戦後の拡大造林の時期に植林された人工林は、現在50年以上の時が経ち、本来ならば口径の太い間伐材や成材を市場に送り出すことのできる時期に来ているのですが、実際は手入れ不足で放置されているのが現状です。特に林業の専門家ではなく、投資目的で植林した中小の林業経営者の子供や孫たちの中には、実際に自らの林を見たこともない、という人も多いのです。彼らにとって、スギ林やヒノキ林は資産というよりは、重荷になってしまっているのです。40歳を過ぎてから初めて自分の林を見たという飯沼さんは決して例外とはいえません。

 
アメリカでのPEGLOCとの出会い
NPO法人寓公医山道専務理事飯沼信彦さん。
NPO法人寓公医山道専務理事飯沼信彦さん。
間伐の手法などを学びながら、日本の森の現状について認識を新たにして、危機感を感じていた飯沼さんに転機が訪れたのは、3年前のアメリカ訪問でした。友人の電子部品集めの旅につき合った飯沼さんがアメリカのDo It Yourselfで発見したのが、トリムウッズのオリジナルであるPEGLOKという木製の組み立て家具でした。

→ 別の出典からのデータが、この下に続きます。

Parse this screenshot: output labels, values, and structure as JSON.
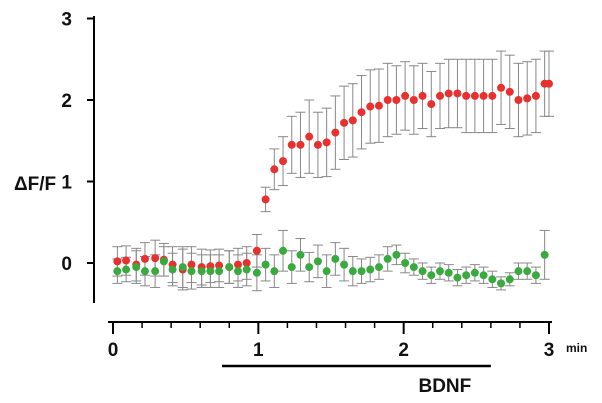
{
  "chart_data": {
    "type": "scatter",
    "ylabel": "ΔF/F",
    "xunit": "min",
    "xlim": [
      0,
      3
    ],
    "ylim": [
      -0.5,
      3
    ],
    "xticks": [
      "0",
      "1",
      "2",
      "3"
    ],
    "yticks": [
      "0",
      "1",
      "2",
      "3"
    ],
    "stimulus": {
      "label": "BDNF",
      "start": 0.75,
      "end": 2.6
    },
    "colors": {
      "series_a": "#e8312f",
      "series_b": "#3aaa3f",
      "error_bar": "#888888"
    },
    "grid": false,
    "series": [
      {
        "color": "#e8312f",
        "x": [
          0.03,
          0.09,
          0.16,
          0.22,
          0.29,
          0.35,
          0.41,
          0.48,
          0.54,
          0.61,
          0.67,
          0.73,
          0.8,
          0.86,
          0.92,
          0.99,
          1.05,
          1.11,
          1.17,
          1.23,
          1.29,
          1.35,
          1.41,
          1.47,
          1.53,
          1.59,
          1.65,
          1.71,
          1.77,
          1.83,
          1.89,
          1.95,
          2.01,
          2.07,
          2.13,
          2.19,
          2.25,
          2.31,
          2.37,
          2.43,
          2.49,
          2.55,
          2.61,
          2.67,
          2.73,
          2.79,
          2.85,
          2.91,
          2.97,
          3.0
        ],
        "y": [
          0.02,
          0.03,
          -0.02,
          0.05,
          0.06,
          0.04,
          -0.02,
          -0.08,
          -0.02,
          -0.05,
          -0.04,
          -0.03,
          -0.05,
          -0.02,
          0.0,
          0.15,
          0.78,
          1.15,
          1.25,
          1.45,
          1.45,
          1.55,
          1.45,
          1.48,
          1.6,
          1.72,
          1.75,
          1.85,
          1.92,
          1.93,
          2.0,
          2.0,
          2.05,
          2.0,
          2.05,
          1.95,
          2.05,
          2.08,
          2.08,
          2.05,
          2.05,
          2.05,
          2.05,
          2.15,
          2.1,
          2.0,
          2.02,
          2.05,
          2.2,
          2.2
        ],
        "err": [
          0.18,
          0.18,
          0.2,
          0.2,
          0.22,
          0.2,
          0.22,
          0.25,
          0.22,
          0.22,
          0.2,
          0.2,
          0.2,
          0.2,
          0.2,
          0.2,
          0.15,
          0.25,
          0.3,
          0.35,
          0.4,
          0.45,
          0.4,
          0.42,
          0.45,
          0.45,
          0.45,
          0.45,
          0.45,
          0.45,
          0.45,
          0.42,
          0.42,
          0.42,
          0.4,
          0.4,
          0.4,
          0.42,
          0.42,
          0.45,
          0.45,
          0.45,
          0.45,
          0.45,
          0.45,
          0.45,
          0.45,
          0.45,
          0.4,
          0.4
        ]
      },
      {
        "color": "#3aaa3f",
        "x": [
          0.03,
          0.09,
          0.16,
          0.22,
          0.29,
          0.35,
          0.41,
          0.48,
          0.54,
          0.61,
          0.67,
          0.73,
          0.8,
          0.86,
          0.92,
          0.99,
          1.05,
          1.11,
          1.17,
          1.23,
          1.29,
          1.35,
          1.41,
          1.47,
          1.53,
          1.59,
          1.65,
          1.71,
          1.77,
          1.83,
          1.89,
          1.95,
          2.01,
          2.07,
          2.13,
          2.19,
          2.25,
          2.31,
          2.37,
          2.43,
          2.49,
          2.55,
          2.61,
          2.67,
          2.73,
          2.79,
          2.85,
          2.91,
          2.97
        ],
        "y": [
          -0.1,
          -0.08,
          -0.05,
          -0.1,
          -0.1,
          0.02,
          -0.08,
          -0.05,
          -0.1,
          -0.1,
          -0.1,
          -0.1,
          -0.05,
          -0.1,
          -0.08,
          -0.12,
          -0.02,
          -0.1,
          0.15,
          -0.05,
          0.1,
          -0.05,
          0.02,
          -0.1,
          0.05,
          -0.02,
          -0.1,
          -0.1,
          -0.08,
          -0.05,
          0.05,
          0.1,
          0.0,
          -0.05,
          -0.1,
          -0.15,
          -0.1,
          -0.12,
          -0.18,
          -0.15,
          -0.12,
          -0.15,
          -0.2,
          -0.25,
          -0.2,
          -0.1,
          -0.1,
          -0.15,
          0.1
        ],
        "err": [
          0.15,
          0.15,
          0.2,
          0.18,
          0.2,
          0.18,
          0.2,
          0.25,
          0.22,
          0.2,
          0.2,
          0.2,
          0.2,
          0.2,
          0.2,
          0.22,
          0.2,
          0.2,
          0.25,
          0.2,
          0.2,
          0.18,
          0.2,
          0.2,
          0.2,
          0.2,
          0.18,
          0.15,
          0.15,
          0.15,
          0.15,
          0.12,
          0.12,
          0.1,
          0.1,
          0.1,
          0.1,
          0.1,
          0.1,
          0.1,
          0.1,
          0.1,
          0.1,
          0.08,
          0.08,
          0.1,
          0.1,
          0.1,
          0.3
        ]
      }
    ]
  }
}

集成材で作られており、安価で丈夫。しかも誰でも簡単に組み立てられる。これを日本でも作れないか? そう考えた飯沼さんは、さっそく製品を買い求め、日本での発売の可能性を検討しました。再度渡米し、PEGLOCの特許を持っているアイダホのゴーリック一家を訪問、PEGLOCを日本向けに改良し、日本で販売する相談をしました。そして、トリムウッズとして国内での特許を取得、インターネットなどを通じて販売することにしたのです。